+ Deseaba las guitarras como el coleccionista ama sus muebles de fina marquetería, mientras el ebanista no podía sentir otra cosa que desdén por esas pasiones que tales beneficios le reportaban. Sólo son muebles bien construidos. Sólo son guitarras, excelentes, pero guitarras. Sólo son cosas. Yo lo sabía, la caricia del nihilismo. Ahí estaba la foto del roquero con su guitarra de diez mil euros, que no era otra cosa que un fetiche y ya no podía impostar más: los fetiches se disuelto en su propio precio, ya sin valor. Es el guitarrista el que hace a la guitarra y no a la inversa. Pensó en Rafael Riqueni en algún lugar de la provincia de Huelva, que en un chiringuito de playa, en algún mes del invierno, toma la Alhambra del niño que acaba de llegar del colegio y tocó en aquella guitarra de cien euros: no tiene timbre, no tiene misterio, pero se afina bien. El duende se lo dio Riqueni. Pensó en el Niño Miguel y la guitarra rota con solo tres cuerdas (2ª,3ª y4ª). Pensó en la banalidad de las fiestas y de los conciertos, se dijo: como ir a misa. No iré a misa. No volveré.

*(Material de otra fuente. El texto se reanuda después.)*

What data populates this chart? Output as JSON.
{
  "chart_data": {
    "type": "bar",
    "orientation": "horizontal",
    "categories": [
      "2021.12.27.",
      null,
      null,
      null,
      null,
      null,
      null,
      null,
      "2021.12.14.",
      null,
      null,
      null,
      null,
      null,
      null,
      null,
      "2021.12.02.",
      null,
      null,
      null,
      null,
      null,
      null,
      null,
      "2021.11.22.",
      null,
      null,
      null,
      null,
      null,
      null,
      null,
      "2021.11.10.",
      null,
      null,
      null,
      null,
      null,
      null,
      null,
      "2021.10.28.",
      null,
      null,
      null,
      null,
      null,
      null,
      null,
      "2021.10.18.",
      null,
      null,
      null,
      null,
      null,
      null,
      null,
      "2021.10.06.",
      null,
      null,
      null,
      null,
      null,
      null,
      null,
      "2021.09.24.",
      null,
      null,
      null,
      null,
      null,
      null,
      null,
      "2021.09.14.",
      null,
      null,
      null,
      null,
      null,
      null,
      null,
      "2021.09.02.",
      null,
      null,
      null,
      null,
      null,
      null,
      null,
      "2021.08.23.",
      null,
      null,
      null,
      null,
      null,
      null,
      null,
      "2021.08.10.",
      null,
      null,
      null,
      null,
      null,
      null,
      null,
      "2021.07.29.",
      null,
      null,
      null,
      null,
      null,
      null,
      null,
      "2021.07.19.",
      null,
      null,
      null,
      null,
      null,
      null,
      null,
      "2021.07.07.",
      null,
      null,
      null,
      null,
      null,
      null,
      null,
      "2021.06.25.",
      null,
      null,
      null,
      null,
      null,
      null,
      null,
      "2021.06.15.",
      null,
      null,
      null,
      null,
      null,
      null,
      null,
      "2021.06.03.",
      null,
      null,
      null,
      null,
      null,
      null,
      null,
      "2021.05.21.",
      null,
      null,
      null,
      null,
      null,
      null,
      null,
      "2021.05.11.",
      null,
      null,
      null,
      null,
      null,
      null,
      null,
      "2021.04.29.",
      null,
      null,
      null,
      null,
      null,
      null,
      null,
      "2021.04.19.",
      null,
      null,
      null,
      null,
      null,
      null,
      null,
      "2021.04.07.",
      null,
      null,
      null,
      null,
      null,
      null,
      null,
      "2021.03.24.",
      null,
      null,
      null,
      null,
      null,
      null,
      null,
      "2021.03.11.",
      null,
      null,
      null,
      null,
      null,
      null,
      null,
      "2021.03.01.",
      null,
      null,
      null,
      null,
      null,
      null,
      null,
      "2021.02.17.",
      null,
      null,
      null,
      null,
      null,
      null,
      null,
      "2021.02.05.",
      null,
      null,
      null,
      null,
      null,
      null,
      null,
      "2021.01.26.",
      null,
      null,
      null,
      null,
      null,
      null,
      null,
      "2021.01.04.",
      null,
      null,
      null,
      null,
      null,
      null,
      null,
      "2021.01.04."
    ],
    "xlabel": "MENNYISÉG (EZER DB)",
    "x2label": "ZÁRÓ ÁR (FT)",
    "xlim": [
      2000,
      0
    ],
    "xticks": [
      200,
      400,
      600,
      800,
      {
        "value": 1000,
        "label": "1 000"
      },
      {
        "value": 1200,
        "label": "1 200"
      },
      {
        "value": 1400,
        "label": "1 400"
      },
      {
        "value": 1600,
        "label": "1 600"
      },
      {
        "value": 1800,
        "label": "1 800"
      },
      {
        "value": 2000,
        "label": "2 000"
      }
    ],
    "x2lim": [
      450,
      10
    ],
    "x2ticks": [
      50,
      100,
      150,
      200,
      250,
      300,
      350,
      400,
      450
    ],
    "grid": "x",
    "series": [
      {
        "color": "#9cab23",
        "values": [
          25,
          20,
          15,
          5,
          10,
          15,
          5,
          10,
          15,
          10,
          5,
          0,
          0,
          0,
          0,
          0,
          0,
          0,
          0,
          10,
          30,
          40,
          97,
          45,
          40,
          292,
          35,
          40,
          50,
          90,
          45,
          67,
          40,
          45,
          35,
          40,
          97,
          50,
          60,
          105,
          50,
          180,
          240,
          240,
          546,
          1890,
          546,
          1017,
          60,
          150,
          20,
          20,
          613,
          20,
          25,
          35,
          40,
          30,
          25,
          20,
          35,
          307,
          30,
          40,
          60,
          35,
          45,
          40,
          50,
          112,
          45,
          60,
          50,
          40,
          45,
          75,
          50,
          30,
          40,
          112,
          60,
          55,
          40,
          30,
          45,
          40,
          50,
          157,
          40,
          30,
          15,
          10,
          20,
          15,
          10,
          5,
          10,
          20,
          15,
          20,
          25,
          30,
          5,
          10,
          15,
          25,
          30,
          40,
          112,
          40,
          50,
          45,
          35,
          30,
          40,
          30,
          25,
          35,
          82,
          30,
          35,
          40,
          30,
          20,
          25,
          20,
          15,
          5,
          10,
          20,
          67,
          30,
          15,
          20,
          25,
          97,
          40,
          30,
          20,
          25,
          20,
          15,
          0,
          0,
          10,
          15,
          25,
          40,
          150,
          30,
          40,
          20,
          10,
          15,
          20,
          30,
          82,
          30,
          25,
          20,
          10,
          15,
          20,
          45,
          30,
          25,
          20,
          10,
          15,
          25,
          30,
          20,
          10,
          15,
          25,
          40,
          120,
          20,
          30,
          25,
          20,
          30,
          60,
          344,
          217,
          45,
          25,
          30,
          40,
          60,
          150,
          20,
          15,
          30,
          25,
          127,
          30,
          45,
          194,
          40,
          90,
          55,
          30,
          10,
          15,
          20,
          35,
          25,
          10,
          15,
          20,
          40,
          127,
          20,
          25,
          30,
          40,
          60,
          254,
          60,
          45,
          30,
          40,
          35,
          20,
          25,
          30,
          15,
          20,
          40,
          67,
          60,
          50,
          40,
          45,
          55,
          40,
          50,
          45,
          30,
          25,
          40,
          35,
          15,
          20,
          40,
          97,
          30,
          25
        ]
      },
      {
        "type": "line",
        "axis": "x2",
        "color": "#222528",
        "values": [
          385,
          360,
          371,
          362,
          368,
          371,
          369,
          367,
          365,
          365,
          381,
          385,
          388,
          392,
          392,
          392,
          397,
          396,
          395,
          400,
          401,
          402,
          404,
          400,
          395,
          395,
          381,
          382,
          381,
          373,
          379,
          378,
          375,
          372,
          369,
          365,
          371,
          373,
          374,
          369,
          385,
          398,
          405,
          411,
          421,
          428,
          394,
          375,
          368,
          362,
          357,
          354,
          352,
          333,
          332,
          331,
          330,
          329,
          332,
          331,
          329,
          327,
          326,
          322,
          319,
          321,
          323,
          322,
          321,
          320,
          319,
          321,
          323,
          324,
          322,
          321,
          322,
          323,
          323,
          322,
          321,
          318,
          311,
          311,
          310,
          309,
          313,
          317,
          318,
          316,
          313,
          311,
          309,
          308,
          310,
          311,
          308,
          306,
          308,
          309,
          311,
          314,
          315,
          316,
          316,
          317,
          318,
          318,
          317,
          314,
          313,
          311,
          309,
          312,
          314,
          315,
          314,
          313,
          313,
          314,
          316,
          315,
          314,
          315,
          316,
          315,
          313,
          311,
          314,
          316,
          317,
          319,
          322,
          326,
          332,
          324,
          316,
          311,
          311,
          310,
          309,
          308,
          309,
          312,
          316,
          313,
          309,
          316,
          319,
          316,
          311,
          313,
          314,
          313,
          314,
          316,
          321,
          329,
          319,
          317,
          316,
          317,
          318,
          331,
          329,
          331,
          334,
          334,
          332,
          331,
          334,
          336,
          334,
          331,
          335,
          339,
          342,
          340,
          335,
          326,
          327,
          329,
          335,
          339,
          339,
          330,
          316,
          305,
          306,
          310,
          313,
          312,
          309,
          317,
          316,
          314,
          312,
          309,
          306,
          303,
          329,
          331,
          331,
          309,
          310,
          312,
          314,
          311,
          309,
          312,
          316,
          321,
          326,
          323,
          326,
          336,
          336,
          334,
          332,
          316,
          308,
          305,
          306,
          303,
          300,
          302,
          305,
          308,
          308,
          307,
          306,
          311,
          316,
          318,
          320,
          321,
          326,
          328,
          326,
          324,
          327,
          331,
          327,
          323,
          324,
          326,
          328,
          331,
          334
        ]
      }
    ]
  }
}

+ Para pensar eso de que no es la guitarra la que hace al guitarrista, sino al contrario. Resulta válido para cualquier instrumento. Llega la afirmación hasta un adelgazamiento elegante en donde el espíritu o principio rector se impone a cualquier ornamento. Lo veo los coches caros o en las conversaciones baratas [me refiero a la imposición de opiniones sin fundamento, al “conmigo o contra mí”, afirmaciones vanas y sin respaldo, más allá de la altura de la voz o gesto torcido]. Las guías que nos vamos dando han supuesto dolor y sacrificar certezas y solidas ideas heredadas, pero es necesario no engañarse. El instrumento siempre debe estar subordinado a la voluntad del interprete, sea cual se del instrumento, sea quién sea el interprete.
+ Pero, las dificultades que ofrece un instrumento sí configuran al instrumentista, pero se aleja de la vanidad y se recoge en la certeza del esfuerzo y la soledad. El instrumento es una cosa y su fuerza o debilidad proviene del que lo acoge o rechaza.
+ Es el primer endecasílabo de un soneto de Villamediana clasificado en la edición de 1629 como amoroso: “¡Oh cuánto dice en su favor quien calla!” No se trata de un consejo de prudencia, sino que estamos ante uno de los rasgos del neoplatonismo amoroso que el poeta tanto uso en su obra. El silencio ante a la amada y ese no estar a la altura de la dama, ese no merecer su amor, esa queja. No son otra cosa que un tópicos petrarquistas. Sin el contexto no se entiende el sentido primero y no es posible reconstruir la historia de su recepción. Pero, me digo yo, a quién puede interesar tal escondida erudición en medio de este ruido constante donde todas las opiniones tienen el mismo valor que el criterio acendrado, acrisolado en el tiempo y el estudio. Sin embargo, se debe continuar la lucha contra los desánimos y los arbitrios de utilidad y el presente, contra la calderilla de la ignorancia. Por eso, aunque no se corresponde con su primer sentido, tomo aislado el verso y lo hago mío: el silencio como ornamento traspasa esta cualidad y se establece como núcleo del estar.
+ Escucho a Bach, otra vez. La Suites Inglesas. La maestría se desplaza al paisaje que me sugiere. No hay concreción. Un vuelo que atraviesa la atmósfera. El sabor del café. La promesa de un viaje que se aproxima. Los viajes que se hacen cuando ya nadie viaja son un privilegio hasta el punto de alcanzar la abstracta categoría de viaje, en donde caben adjetivos que tienden a ensalzarlo. Me centro en el paso de los días y creo, equivocadamente, reconocer los acordes. Está bien así. Me reconocerían y no me gustaría. La ciudad es inmensa y cada peatón tiene una etiqueta que lo identifica, los conductores también la tienen. Aunque todo desemboca en la muerte, Bach parece transcender esta inaplazable realidad.
+ Imagen: recogida, todavía no ha amanecido.